His key concept was aggregate demand. This was the macroeconomic counterpart to Marshall’s microeconomic demand. The defining characteristic of a depression, Keynes said, was a shortfall in overall demand. An important customer of a manufacturer curtailed its usual order. The manufacturer responded by laying off workers. The workers cut back on household spending. The shops they frequented lost revenue and laid off some of their workers. The spiral continued, and the aggregate effect was a depression.
During previous depressions, the decline in aggregate demand had not been so great as to threaten the entire system. The healthy sectors of the economy carried the system until the wounded sectors recovered.
This time was different. Demand was so deficient that prices kept falling and falling. When prices fall, even people with money have an incentive not to buy, but rather to wait until prices fall more before they buy what they need. Their thriftiness, admirable on an individual scale, aggravates the deficiency in demand and makes things worse.
What to do?
Keynes nominated government to be the purchaser of last resort. When individuals refused to buy, government should step in. From the standpoint of Keynes’s theory, what the government bought didn’t much matter. But the politics surrounding any such action pointed toward fixing roads, building bridges and schoolhouses and tackling other projects that often went begging.
The money spent would have a multiplier effect. An unemployed worker hired by the government and paid $100 would spend nearly all that money supporting his family. The merchants who received his payments would pay their employees and vendors, who in turn would spend the money. The $100 of government money might produce $300 or $400 of new economic activity.
Keynes and others likened this to priming a pump. A pump that stops has to have water poured in for it to restart. This small amount of water allows the device to pump a much greater amount once it gets going.
To many people, Keynes’s counsel seemed dangerously wrongheaded. The depression had slashed tax revenues, throwing governments into deficit. The responsible thing to do was to cut government spending and tighten government belts. Keynes was saying governments should do the opposite.
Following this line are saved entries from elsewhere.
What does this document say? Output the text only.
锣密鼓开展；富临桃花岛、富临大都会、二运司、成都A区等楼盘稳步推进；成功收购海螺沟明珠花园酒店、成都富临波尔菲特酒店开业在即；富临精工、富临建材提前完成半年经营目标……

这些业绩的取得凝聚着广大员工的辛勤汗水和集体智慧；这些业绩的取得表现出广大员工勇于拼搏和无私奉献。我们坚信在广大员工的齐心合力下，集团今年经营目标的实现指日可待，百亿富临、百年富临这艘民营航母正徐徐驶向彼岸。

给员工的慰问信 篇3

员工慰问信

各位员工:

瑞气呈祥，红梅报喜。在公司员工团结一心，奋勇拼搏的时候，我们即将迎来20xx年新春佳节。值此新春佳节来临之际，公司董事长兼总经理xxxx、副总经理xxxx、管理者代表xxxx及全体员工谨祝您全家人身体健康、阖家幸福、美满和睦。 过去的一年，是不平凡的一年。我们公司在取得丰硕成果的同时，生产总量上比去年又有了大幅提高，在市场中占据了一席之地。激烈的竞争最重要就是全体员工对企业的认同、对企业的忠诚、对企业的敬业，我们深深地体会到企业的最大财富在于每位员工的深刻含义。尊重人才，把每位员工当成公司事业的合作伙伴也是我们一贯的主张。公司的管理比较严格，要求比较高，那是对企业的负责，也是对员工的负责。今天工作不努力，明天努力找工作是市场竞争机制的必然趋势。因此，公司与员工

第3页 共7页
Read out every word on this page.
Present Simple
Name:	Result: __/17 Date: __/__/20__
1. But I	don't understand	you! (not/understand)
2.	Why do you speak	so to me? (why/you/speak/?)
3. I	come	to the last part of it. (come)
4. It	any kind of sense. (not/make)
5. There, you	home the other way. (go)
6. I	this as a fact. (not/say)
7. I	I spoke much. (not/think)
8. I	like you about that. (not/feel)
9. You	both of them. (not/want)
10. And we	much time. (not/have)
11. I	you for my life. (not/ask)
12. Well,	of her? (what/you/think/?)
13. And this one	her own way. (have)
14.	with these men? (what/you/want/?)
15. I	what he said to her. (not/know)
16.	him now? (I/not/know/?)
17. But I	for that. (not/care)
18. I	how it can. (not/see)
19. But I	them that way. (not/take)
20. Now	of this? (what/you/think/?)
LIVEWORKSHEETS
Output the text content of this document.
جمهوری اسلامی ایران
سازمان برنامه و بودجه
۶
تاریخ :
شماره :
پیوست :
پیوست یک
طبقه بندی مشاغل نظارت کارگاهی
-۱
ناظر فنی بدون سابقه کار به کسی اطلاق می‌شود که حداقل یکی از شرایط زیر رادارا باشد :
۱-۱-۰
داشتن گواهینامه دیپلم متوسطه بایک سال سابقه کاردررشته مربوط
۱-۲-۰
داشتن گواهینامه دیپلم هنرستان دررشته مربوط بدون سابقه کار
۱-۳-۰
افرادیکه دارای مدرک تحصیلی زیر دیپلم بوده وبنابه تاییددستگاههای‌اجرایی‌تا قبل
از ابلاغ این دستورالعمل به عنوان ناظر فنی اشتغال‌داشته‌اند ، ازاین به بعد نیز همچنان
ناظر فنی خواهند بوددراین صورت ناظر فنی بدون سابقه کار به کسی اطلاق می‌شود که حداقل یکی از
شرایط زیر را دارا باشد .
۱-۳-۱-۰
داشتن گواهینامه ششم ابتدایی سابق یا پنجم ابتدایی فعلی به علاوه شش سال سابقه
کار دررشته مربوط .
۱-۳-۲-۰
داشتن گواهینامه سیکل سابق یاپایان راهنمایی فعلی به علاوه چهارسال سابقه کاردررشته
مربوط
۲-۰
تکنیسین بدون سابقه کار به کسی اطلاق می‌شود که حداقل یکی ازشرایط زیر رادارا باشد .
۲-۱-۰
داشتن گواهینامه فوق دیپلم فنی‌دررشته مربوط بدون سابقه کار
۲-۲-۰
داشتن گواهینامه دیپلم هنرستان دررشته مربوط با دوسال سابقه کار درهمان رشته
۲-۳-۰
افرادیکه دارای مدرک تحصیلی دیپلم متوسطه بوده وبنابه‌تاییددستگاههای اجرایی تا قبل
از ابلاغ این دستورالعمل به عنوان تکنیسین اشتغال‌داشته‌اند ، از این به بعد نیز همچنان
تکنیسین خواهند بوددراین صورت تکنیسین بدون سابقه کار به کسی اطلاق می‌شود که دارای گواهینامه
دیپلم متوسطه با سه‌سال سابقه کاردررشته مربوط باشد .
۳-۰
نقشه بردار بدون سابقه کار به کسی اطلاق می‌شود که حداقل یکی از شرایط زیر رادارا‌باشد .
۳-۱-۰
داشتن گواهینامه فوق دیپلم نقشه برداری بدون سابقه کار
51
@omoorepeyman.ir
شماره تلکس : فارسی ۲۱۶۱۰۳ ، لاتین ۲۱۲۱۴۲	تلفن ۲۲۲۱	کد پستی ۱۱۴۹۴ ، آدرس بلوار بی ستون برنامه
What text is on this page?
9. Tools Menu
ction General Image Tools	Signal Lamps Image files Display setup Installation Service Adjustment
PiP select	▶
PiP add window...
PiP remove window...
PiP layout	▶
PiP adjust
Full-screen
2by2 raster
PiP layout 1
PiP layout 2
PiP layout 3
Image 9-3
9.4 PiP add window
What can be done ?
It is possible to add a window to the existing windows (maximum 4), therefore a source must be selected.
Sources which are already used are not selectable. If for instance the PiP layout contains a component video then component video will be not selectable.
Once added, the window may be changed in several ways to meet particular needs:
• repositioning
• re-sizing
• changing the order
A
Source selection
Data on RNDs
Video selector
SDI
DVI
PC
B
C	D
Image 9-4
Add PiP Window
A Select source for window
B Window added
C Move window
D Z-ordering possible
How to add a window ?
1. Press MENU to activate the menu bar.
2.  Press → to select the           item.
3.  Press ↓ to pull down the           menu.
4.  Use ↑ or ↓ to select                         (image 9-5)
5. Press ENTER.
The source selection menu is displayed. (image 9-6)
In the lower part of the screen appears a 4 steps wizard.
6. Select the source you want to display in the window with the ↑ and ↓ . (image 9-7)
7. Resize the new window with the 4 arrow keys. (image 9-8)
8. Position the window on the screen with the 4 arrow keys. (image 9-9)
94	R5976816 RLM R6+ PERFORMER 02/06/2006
This road would lead to ruin.
Not so, said Keynes. The deliberate deficit would be temporary. Once the pump was primed, the water would start flowing. Prosperity would return. When it did, governments could pay back the debts they had incurred. During good times, governments should spend less than they took in. This countercyclical budgeting would balance in the long run and offset the ups and downs of the business cycle.
Keynes laid out all this and more in his 1936 General Theory of Employment, Interest and Money. He sent a copy to Franklin Roosevelt, who thanked him but kept his distance. Roosevelt was not the one to pioneer Keynes’s counterintuitive strategy. In fact, Roosevelt did just the opposite. In 1937 he took measures to cut spending rather than increase it. The result was a reversal of most of the progress that had been made since the bottom of the depression.
Yet Roosevelt found his way to Keynes’s policy by a back door. As Europe and Asia went to war, the president persuaded Congress to appropriate money for American defense readiness. This increased the deficit and produced the effect Keynes had predicted. The effect intensified after the United States itself went to war in 1941. Shortly the Great Depression was a memory and full employment a reality.
Notwithstanding the war experience, the United States never embraced the full Keynesian model. Nor did other countries. Governments got used to running deficits in downturns, but they never mastered the flip side of running surpluses in good times.They simply spent the extra revenues.

Excellent post! I love economics, even though it’s not as intriguing as reading a James Lee Burke novel. I had an economics professor who used to say, “if you lined the greatest of economists up shoulder to shoulder from NYC to California, they still wouldn’t reach a conclusion.”
"Ay, there’s the rub." Hamlet (Act 3, Scene 1 in “To be or not to be” soliloquy by William Shakespeare.